Простившись с Галкиным и Рабеном, мы в последний раз отправились на вахту. Вертухаи тщательно прошмонали нас, галкинского стихотворения не нашли, но гадость на прощанье сделали: остригли обоих наголо. После чего выпустили за ворота.
XIX. Свобода — это рай
Нет, такой наколки в наше время блатные не делали, я впервые увидел ее в отличном фильме Сережи Бодрова «С.Э.Р.» Но свобода действительно рай. Мы почувствовали это в первую же минуту.
Нас, человек пять освободившихся, погрузили в кузов полуторки, и мы — без конвоя! — поехали в поселок. Городом Инта стала потом.
Леша Брысь, наш товарищ по третьему ОЛПу, к торжественному моменту опоздал. Бежал, чтобы встретить нас у ворот, но не поспел: увидел грузовик на полдороге от Сангородка, повернулся и побежал за ним обратно. Дороги в Инте такие, что отстать от медленно ползущей машины Леша не боялся. Он первым и обнял нас в нашей новой жизни: сам Брысь освободился за полгода до нас. Обнял и побежал к себе на работу.

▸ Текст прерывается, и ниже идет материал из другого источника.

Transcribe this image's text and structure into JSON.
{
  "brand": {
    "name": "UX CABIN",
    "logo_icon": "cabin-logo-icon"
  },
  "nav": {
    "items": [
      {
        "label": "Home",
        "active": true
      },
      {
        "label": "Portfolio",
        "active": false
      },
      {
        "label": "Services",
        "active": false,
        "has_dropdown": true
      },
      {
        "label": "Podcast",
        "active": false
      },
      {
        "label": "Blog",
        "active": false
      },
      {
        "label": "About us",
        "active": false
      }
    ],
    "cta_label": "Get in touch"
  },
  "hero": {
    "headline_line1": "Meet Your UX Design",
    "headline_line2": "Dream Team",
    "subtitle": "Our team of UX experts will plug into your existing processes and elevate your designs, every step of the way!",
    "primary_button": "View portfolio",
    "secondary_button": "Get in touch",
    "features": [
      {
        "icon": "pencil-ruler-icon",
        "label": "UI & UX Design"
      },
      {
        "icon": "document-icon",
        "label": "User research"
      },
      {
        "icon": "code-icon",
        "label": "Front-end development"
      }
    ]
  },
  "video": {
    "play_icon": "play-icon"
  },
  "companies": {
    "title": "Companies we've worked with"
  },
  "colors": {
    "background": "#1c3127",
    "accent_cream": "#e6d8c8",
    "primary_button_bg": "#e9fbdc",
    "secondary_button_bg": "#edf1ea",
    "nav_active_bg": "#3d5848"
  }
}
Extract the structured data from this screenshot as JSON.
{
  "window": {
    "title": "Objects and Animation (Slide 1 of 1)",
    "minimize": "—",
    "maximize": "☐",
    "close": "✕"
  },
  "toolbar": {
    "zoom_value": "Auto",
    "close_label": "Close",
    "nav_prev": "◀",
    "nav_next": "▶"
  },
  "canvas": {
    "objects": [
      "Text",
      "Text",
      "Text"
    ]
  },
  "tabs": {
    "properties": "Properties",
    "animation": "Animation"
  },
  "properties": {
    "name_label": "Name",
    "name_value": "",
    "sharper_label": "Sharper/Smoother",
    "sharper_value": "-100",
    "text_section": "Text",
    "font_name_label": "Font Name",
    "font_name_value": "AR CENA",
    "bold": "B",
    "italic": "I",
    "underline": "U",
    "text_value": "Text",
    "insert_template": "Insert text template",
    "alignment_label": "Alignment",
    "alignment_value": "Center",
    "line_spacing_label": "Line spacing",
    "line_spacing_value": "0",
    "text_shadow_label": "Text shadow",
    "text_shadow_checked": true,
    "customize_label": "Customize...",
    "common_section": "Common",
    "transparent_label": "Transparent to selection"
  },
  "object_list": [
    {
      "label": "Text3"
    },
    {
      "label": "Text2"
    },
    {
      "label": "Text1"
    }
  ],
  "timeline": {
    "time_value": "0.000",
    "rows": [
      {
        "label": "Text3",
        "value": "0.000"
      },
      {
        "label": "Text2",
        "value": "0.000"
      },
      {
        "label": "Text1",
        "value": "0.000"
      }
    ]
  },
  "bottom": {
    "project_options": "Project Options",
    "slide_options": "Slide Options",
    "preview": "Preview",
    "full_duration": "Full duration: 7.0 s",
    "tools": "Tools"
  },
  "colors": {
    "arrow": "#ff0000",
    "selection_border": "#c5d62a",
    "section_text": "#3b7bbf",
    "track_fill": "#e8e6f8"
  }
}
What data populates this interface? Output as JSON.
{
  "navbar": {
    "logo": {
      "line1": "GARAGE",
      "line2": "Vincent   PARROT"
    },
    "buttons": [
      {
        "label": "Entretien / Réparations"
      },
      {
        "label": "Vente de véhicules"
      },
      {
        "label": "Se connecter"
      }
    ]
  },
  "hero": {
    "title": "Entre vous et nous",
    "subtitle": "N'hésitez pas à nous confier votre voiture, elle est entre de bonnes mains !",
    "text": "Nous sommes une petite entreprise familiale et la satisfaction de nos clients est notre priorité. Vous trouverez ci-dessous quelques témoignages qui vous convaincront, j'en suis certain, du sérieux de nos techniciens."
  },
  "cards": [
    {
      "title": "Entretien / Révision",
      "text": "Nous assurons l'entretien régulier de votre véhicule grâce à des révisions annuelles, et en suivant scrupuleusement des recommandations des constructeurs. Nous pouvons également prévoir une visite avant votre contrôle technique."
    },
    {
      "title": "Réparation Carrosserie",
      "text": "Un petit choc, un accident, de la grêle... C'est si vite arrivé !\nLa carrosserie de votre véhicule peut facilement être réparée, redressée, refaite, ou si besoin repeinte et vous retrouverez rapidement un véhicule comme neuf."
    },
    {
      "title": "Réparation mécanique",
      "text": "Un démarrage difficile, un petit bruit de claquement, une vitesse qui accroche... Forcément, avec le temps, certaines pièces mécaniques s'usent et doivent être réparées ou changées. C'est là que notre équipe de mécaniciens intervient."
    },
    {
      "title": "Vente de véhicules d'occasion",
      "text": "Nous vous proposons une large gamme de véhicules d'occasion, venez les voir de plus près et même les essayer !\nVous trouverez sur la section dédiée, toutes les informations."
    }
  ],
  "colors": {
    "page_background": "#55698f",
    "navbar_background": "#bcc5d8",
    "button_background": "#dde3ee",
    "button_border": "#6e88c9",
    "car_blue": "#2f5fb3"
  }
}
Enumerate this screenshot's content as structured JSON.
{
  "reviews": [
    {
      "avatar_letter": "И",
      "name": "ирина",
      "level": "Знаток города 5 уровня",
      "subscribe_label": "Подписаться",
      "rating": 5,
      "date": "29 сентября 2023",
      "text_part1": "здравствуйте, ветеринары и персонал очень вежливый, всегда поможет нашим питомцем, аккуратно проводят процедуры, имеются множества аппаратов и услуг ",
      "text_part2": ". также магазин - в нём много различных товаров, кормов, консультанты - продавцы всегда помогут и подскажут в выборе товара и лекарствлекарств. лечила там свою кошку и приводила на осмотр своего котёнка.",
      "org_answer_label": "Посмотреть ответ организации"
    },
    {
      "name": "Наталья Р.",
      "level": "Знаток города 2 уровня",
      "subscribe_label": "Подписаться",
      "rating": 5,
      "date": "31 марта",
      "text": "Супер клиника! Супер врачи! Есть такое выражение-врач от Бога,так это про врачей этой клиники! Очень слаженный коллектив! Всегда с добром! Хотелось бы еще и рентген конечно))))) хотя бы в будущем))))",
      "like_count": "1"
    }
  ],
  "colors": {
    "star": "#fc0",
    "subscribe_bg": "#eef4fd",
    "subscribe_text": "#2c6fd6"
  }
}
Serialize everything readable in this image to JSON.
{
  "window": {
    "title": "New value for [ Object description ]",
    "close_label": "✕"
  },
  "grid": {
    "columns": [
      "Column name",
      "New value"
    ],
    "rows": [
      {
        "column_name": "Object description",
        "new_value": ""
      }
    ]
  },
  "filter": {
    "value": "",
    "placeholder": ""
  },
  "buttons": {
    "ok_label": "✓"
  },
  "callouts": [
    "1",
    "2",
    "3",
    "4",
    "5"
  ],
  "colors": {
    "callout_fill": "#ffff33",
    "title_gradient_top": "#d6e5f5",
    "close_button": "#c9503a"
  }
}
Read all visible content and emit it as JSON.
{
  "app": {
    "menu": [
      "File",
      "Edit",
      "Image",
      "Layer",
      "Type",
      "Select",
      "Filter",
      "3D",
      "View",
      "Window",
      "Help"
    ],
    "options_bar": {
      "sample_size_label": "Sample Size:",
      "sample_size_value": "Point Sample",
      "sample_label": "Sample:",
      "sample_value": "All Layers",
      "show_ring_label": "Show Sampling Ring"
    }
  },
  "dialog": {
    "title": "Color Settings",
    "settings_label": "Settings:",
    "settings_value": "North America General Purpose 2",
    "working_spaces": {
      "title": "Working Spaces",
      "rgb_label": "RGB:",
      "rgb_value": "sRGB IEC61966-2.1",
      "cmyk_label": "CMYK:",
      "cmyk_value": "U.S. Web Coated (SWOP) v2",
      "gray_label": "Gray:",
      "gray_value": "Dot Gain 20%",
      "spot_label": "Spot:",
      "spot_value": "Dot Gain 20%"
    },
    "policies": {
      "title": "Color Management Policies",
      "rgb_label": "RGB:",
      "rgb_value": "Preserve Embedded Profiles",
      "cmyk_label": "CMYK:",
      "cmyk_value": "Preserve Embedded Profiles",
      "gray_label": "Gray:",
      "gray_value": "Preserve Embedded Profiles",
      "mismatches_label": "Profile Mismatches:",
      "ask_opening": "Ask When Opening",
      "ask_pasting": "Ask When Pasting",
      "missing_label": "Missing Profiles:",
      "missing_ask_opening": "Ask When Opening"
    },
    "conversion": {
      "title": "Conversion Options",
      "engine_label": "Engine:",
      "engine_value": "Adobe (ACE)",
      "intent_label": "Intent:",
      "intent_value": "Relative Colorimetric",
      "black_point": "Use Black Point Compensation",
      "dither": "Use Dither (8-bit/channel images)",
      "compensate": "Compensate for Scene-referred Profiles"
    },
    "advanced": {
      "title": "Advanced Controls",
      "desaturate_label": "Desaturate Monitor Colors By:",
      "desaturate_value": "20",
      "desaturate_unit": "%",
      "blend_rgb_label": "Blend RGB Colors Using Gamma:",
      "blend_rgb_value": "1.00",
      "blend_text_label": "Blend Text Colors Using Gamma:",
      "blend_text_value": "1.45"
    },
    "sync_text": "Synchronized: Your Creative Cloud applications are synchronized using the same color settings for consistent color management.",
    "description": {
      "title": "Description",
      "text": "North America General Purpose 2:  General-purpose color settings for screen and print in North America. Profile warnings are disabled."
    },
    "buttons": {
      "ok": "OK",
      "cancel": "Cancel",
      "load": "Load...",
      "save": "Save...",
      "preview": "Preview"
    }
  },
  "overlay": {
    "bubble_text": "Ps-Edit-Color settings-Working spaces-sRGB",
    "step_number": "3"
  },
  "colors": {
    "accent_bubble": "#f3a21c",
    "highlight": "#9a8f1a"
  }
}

А мы остались стоять со своим узлом посреди улицы, растерянно озираясь: надо было идти фотографироваться, без двух фото «три на четыре» нам не дали бы документа, заменяющего спецпоселенцу паспорт, а куда идти, мы не знали.
На выручку пришел Виктор Сводцев, вольный проходчик с нашей шахты. Привел к фотографу и сам снялся с нами на память.
Из поселка надо было идти к Ваське Никулину: он взял с нас клятвенное обещание, что жить не пойдем ни к кому — только к нему! Дом он поставил прямо против ворот шахты 13/14.
— Так что не заблудитесь, — сказал Васька.
Никулин работал на нашей шахте зав. кондвором. Вообще-то конная откатка раньше на шахтах была, мне даже показывали место, где упала и в судорогах скончалась шахтная лошадь — там, неглубоко под землей, проложен был плохо изолированный кабель. Слабую утечку тока люди не чувствуют, а лошадям, оказывается, много не надо. Но это было давно, еще до нас. А в наше время на откатке работали уже электровозы. Лошадей же запрягали в пролетку, на которой ездил начальник шахты Воробьев. Так что зав. кондвором Васька был просто напросто кучером — возил начальника с работы и на работу.
Честно говоря, если судить по уму и другим человеческим качествам, это Воробьев должен был бы возить Никулина — впрягаться в оглобли и везти.
Васька успел отсидеть не очень большой срок по бытовой статье. В подробности дела мы не вдавались, но судя по всему, он хорошо погулял в Германии, куда пришел воином-освободителем.
Мужик он был широкий, веселый и добрый. Мы не сомневались, что прегрешения его не так уж велики. Не то, что у Толика Нигамедзянова, который с удовольствием рассказывал, как в доме у «баура» построил всю семью по росту, начиная с дедушки и кончая внучатами — и всех покосил из автомата. Он показал, как именно: провел пальцем, будто стволом, сверху вниз по диагонали. (Свой срок Нигамедзянов получил, к сожалению, не за это.)
Но пограбить Никулин мог, в чем мы тоже не сомневались.
Был он на удивление невежествен. Спрашивал, например, в каком виде телеграмма приходит на другой конец провода — тем же почерком написанная? Факсов в те времена не было, про фототелеграф Васька не слыхал — интересовался простым телеграфом, изобретением Морзе. Но ум имел живой, был проницателен и, по его выражению, «сорт людей понимал»:
— На хорошего человека я хороший человек. А на гонококка я и сам гонококк.
В его устах «гонококк» было самым обидным, самым уничижительным определением. Он часто заходил в контору поболтать и рассказывал много интересного: про петуха, которого у них в колхозе уважали даже больше, чем председателя — такой был умный, про своего старшего брата, который с юных лет не вылезал из лагерей. О брате Васька говорил с почтительным ужасом, даже голос понижал — Никулин-старший был, видимо, тот еще бандюга. Но и младший был не слабак: по пьянке кто-то пырнул его ножом, и он неделю ходил на шахту с пробитым легким, к лепилам не шел.
Почему его тянуло к нам не совсем понятно. Никакой корысти в его желании взять под опеку двух очкариков не было. Наверно, в его табеле о рангах мы значились как «битые фраера», а значит заслуживали уважения.